Plotting a novel is a major blind spot and the bogeyman for many writers, which is why The Ninety Day Novel ® course ensures you focus on creating material so that you’re not sidetracked by spreadsheets or overwhelmed with the scale of the project.
But this genre needs extra up front military-style planning.
This course will lead you through what you need to do before you start writing, making sure you've packed for the journey
There are books on how stories work from Joseph Campbell to Christopher Vogler, and more recently John Yorke's book ‘Into The Woods’ which looks at why we write stories, and why we need them. This latter is a very good grounding, well written and looks at stories on page and on screen, but it allows only one small final chapter to why and covers a few options in a cursory fashion with short summary paragraphs. He doesn’t go far enough 'into the woods', to my mind.
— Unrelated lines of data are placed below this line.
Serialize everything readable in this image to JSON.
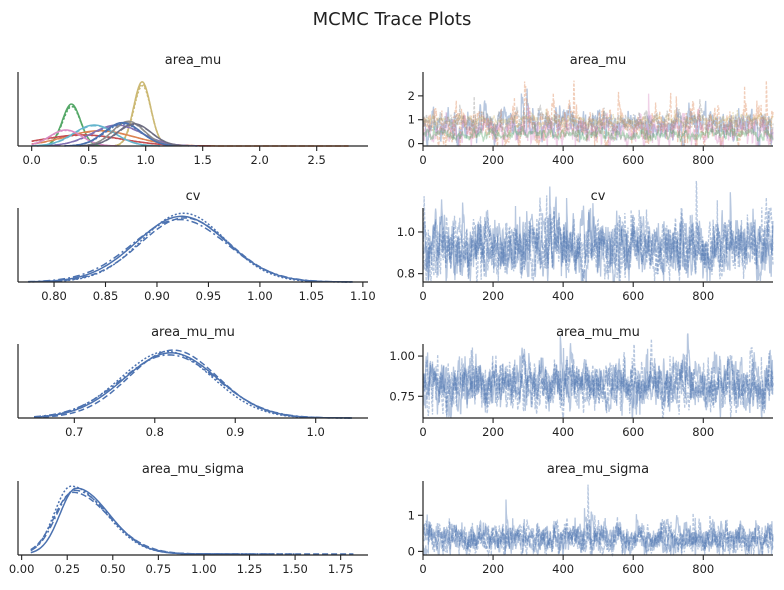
{
  "figure": {
    "title": "MCMC Trace Plots"
  },
  "chart_data": [
    {
      "id": "area_mu-density",
      "type": "line",
      "title": "area_mu",
      "xlim": [
        -0.12,
        2.95
      ],
      "ylim": [
        0,
        3.0
      ],
      "y_ticks_shown": false,
      "x_ticks": [
        0.0,
        0.5,
        1.0,
        1.5,
        2.0,
        2.5
      ],
      "x_tick_labels": [
        "0.0",
        "0.5",
        "1.0",
        "1.5",
        "2.0",
        "2.5"
      ],
      "series": [
        {
          "color": "#55a868",
          "mean": 0.35,
          "sd": 0.08,
          "peak": 1.7,
          "dashes": [
            "none",
            "6,3",
            "2,2"
          ]
        },
        {
          "color": "#ccb974",
          "mean": 0.97,
          "sd": 0.075,
          "peak": 2.6,
          "dashes": [
            "none",
            "6,3",
            "2,2"
          ]
        },
        {
          "color": "#dd8452",
          "mean": 0.6,
          "sd": 0.3,
          "peak": 0.62,
          "dashes": [
            "none",
            "6,3"
          ],
          "tail_to": 2.78
        },
        {
          "color": "#c44e52",
          "mean": 0.45,
          "sd": 0.35,
          "peak": 0.45,
          "dashes": [
            "none",
            "2,2"
          ]
        },
        {
          "color": "#8172b3",
          "mean": 0.75,
          "sd": 0.22,
          "peak": 0.85,
          "dashes": [
            "none",
            "6,3"
          ]
        },
        {
          "color": "#64b5cd",
          "mean": 0.55,
          "sd": 0.18,
          "peak": 0.85,
          "dashes": [
            "none",
            "6,3"
          ]
        },
        {
          "color": "#da8bc3",
          "mean": 0.3,
          "sd": 0.14,
          "peak": 0.65,
          "dashes": [
            "none",
            "2,2"
          ]
        },
        {
          "color": "#8c8c8c",
          "mean": 0.85,
          "sd": 0.14,
          "peak": 1.0,
          "dashes": [
            "none",
            "6,3"
          ]
        },
        {
          "color": "#4c72b0",
          "mean": 0.8,
          "sd": 0.16,
          "peak": 0.95,
          "dashes": [
            "none",
            "6,3",
            "2,2"
          ]
        },
        {
          "color": "#6e6e82",
          "mean": 0.9,
          "sd": 0.15,
          "peak": 0.9,
          "dashes": [
            "none",
            "6,3"
          ]
        }
      ]
    },
    {
      "id": "area_mu-trace",
      "type": "line",
      "title": "area_mu",
      "xlim": [
        0,
        999
      ],
      "ylim": [
        -0.1,
        3.0
      ],
      "x_ticks": [
        0,
        200,
        400,
        600,
        800
      ],
      "x_tick_labels": [
        "0",
        "200",
        "400",
        "600",
        "800"
      ],
      "y_ticks": [
        0,
        1,
        2
      ],
      "y_tick_labels": [
        "0",
        "1",
        "2"
      ],
      "draws": 1000,
      "series": [
        {
          "color": "#4c72b0",
          "mean": 0.8,
          "noise": 0.25,
          "spike": 2.1
        },
        {
          "color": "#dd8452",
          "mean": 0.75,
          "noise": 0.3,
          "spike": 2.6
        },
        {
          "color": "#da8bc3",
          "mean": 0.5,
          "noise": 0.2,
          "spike": 1.6
        },
        {
          "color": "#ccb974",
          "mean": 0.97,
          "noise": 0.08,
          "spike": 1.3
        },
        {
          "color": "#55a868",
          "mean": 0.35,
          "noise": 0.08,
          "spike": 0.8
        },
        {
          "color": "#8c8c8c",
          "mean": 0.85,
          "noise": 0.15,
          "spike": 1.5
        }
      ]
    },
    {
      "id": "cv-density",
      "type": "line",
      "title": "cv",
      "xlim": [
        0.765,
        1.105
      ],
      "ylim": [
        0,
        14.2
      ],
      "y_ticks_shown": false,
      "x_ticks": [
        0.8,
        0.85,
        0.9,
        0.95,
        1.0,
        1.05,
        1.1
      ],
      "x_tick_labels": [
        "0.80",
        "0.85",
        "0.90",
        "0.95",
        "1.00",
        "1.05",
        "1.10"
      ],
      "range": [
        0.775,
        1.09
      ],
      "series": [
        {
          "color": "#4c72b0",
          "mean": 0.924,
          "sd": 0.044,
          "peak": 12.6,
          "dash": "none"
        },
        {
          "color": "#4c72b0",
          "mean": 0.927,
          "sd": 0.043,
          "peak": 12.3,
          "dash": "6,3"
        },
        {
          "color": "#4c72b0",
          "mean": 0.926,
          "sd": 0.041,
          "peak": 13.2,
          "dash": "2,2"
        },
        {
          "color": "#4c72b0",
          "mean": 0.922,
          "sd": 0.046,
          "peak": 12.0,
          "dash": "7,3,2,3"
        }
      ]
    },
    {
      "id": "cv-trace",
      "type": "line",
      "title": "cv",
      "xlim": [
        0,
        999
      ],
      "ylim": [
        0.76,
        1.115
      ],
      "x_ticks": [
        0,
        200,
        400,
        600,
        800
      ],
      "x_tick_labels": [
        "0",
        "200",
        "400",
        "600",
        "800"
      ],
      "y_ticks": [
        0.8,
        1.0
      ],
      "y_tick_labels": [
        "0.8",
        "1.0"
      ],
      "draws": 1000,
      "series": [
        {
          "color": "#4c72b0",
          "mean": 0.925,
          "noise": 0.045,
          "spike": 1.09
        },
        {
          "color": "#4c72b0",
          "mean": 0.925,
          "noise": 0.045,
          "spike": 1.07
        },
        {
          "color": "#4c72b0",
          "mean": 0.925,
          "noise": 0.045,
          "spike": 1.08
        },
        {
          "color": "#4c72b0",
          "mean": 0.925,
          "noise": 0.045,
          "spike": 1.06
        }
      ]
    },
    {
      "id": "area_mu_mu-density",
      "type": "line",
      "title": "area_mu_mu",
      "xlim": [
        0.63,
        1.065
      ],
      "ylim": [
        0,
        10.9
      ],
      "y_ticks_shown": false,
      "x_ticks": [
        0.7,
        0.8,
        0.9,
        1.0
      ],
      "x_tick_labels": [
        "0.7",
        "0.8",
        "0.9",
        "1.0"
      ],
      "range": [
        0.65,
        1.045
      ],
      "series": [
        {
          "color": "#4c72b0",
          "mean": 0.82,
          "sd": 0.058,
          "peak": 9.6,
          "dash": "none"
        },
        {
          "color": "#4c72b0",
          "mean": 0.823,
          "sd": 0.055,
          "peak": 10.0,
          "dash": "6,3"
        },
        {
          "color": "#4c72b0",
          "mean": 0.815,
          "sd": 0.057,
          "peak": 9.8,
          "dash": "2,2"
        },
        {
          "color": "#4c72b0",
          "mean": 0.818,
          "sd": 0.06,
          "peak": 9.3,
          "dash": "7,3,2,3"
        }
      ]
    },
    {
      "id": "area_mu_mu-trace",
      "type": "line",
      "title": "area_mu_mu",
      "xlim": [
        0,
        999
      ],
      "ylim": [
        0.615,
        1.075
      ],
      "x_ticks": [
        0,
        200,
        400,
        600,
        800
      ],
      "x_tick_labels": [
        "0",
        "200",
        "400",
        "600",
        "800"
      ],
      "y_ticks": [
        0.75,
        1.0
      ],
      "y_tick_labels": [
        "0.75",
        "1.00"
      ],
      "draws": 1000,
      "series": [
        {
          "color": "#4c72b0",
          "mean": 0.82,
          "noise": 0.05,
          "spike": 1.05
        },
        {
          "color": "#4c72b0",
          "mean": 0.82,
          "noise": 0.05,
          "spike": 1.0
        },
        {
          "color": "#4c72b0",
          "mean": 0.82,
          "noise": 0.05,
          "spike": 1.03
        },
        {
          "color": "#4c72b0",
          "mean": 0.82,
          "noise": 0.05,
          "spike": 0.98
        }
      ]
    },
    {
      "id": "area_mu_sigma-density",
      "type": "line",
      "title": "area_mu_sigma",
      "xlim": [
        -0.02,
        1.9
      ],
      "ylim": [
        0,
        3.6
      ],
      "y_ticks_shown": false,
      "x_ticks": [
        0.0,
        0.25,
        0.5,
        0.75,
        1.0,
        1.25,
        1.5,
        1.75
      ],
      "x_tick_labels": [
        "0.00",
        "0.25",
        "0.50",
        "0.75",
        "1.00",
        "1.25",
        "1.50",
        "1.75"
      ],
      "range": [
        0.05,
        1.82
      ],
      "series": [
        {
          "color": "#4c72b0",
          "mode": 0.3,
          "sdl": 0.09,
          "sdr": 0.18,
          "peak": 3.2,
          "dash": "none",
          "end": 1.2
        },
        {
          "color": "#4c72b0",
          "mode": 0.28,
          "sdl": 0.1,
          "sdr": 0.2,
          "peak": 3.0,
          "dash": "6,3",
          "end": 1.82
        },
        {
          "color": "#4c72b0",
          "mode": 0.27,
          "sdl": 0.09,
          "sdr": 0.19,
          "peak": 3.3,
          "dash": "2,2",
          "end": 1.5
        },
        {
          "color": "#4c72b0",
          "mode": 0.29,
          "sdl": 0.1,
          "sdr": 0.19,
          "peak": 3.1,
          "dash": "7,3,2,3",
          "end": 1.4
        }
      ]
    },
    {
      "id": "area_mu_sigma-trace",
      "type": "line",
      "title": "area_mu_sigma",
      "xlim": [
        0,
        999
      ],
      "ylim": [
        -0.1,
        1.95
      ],
      "x_ticks": [
        0,
        200,
        400,
        600,
        800
      ],
      "x_tick_labels": [
        "0",
        "200",
        "400",
        "600",
        "800"
      ],
      "y_ticks": [
        0,
        1
      ],
      "y_tick_labels": [
        "0",
        "1"
      ],
      "draws": 1000,
      "series": [
        {
          "color": "#4c72b0",
          "mean": 0.33,
          "noise": 0.13,
          "spike": 1.2
        },
        {
          "color": "#4c72b0",
          "mean": 0.33,
          "noise": 0.13,
          "spike": 1.85
        },
        {
          "color": "#4c72b0",
          "mean": 0.33,
          "noise": 0.13,
          "spike": 1.1
        },
        {
          "color": "#4c72b0",
          "mean": 0.33,
          "noise": 0.13,
          "spike": 1.0
        }
      ]
    }
  ]
}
But John Yorke was right to think about why we need stories. If we understand why we write them, and why we need to read them then we can begin to take the machine apart and re-assemble it with the joy of a kid putting a train set together.
I’m here to put a firework up the backside of everything we think we know about why we need stories, why we need them very badly indeed, and why we write them.
The major difference for writing in this genre is the source material is you. You're going to delve into your deepest desires - and fears.
You see this time, you’re writing this book for yourself.
Once you get down to that deepest level, everything will fall into place, and we will start a fire which will illuminate the shadows of a long-lost childhood landscape so that you can see again. With wonderment.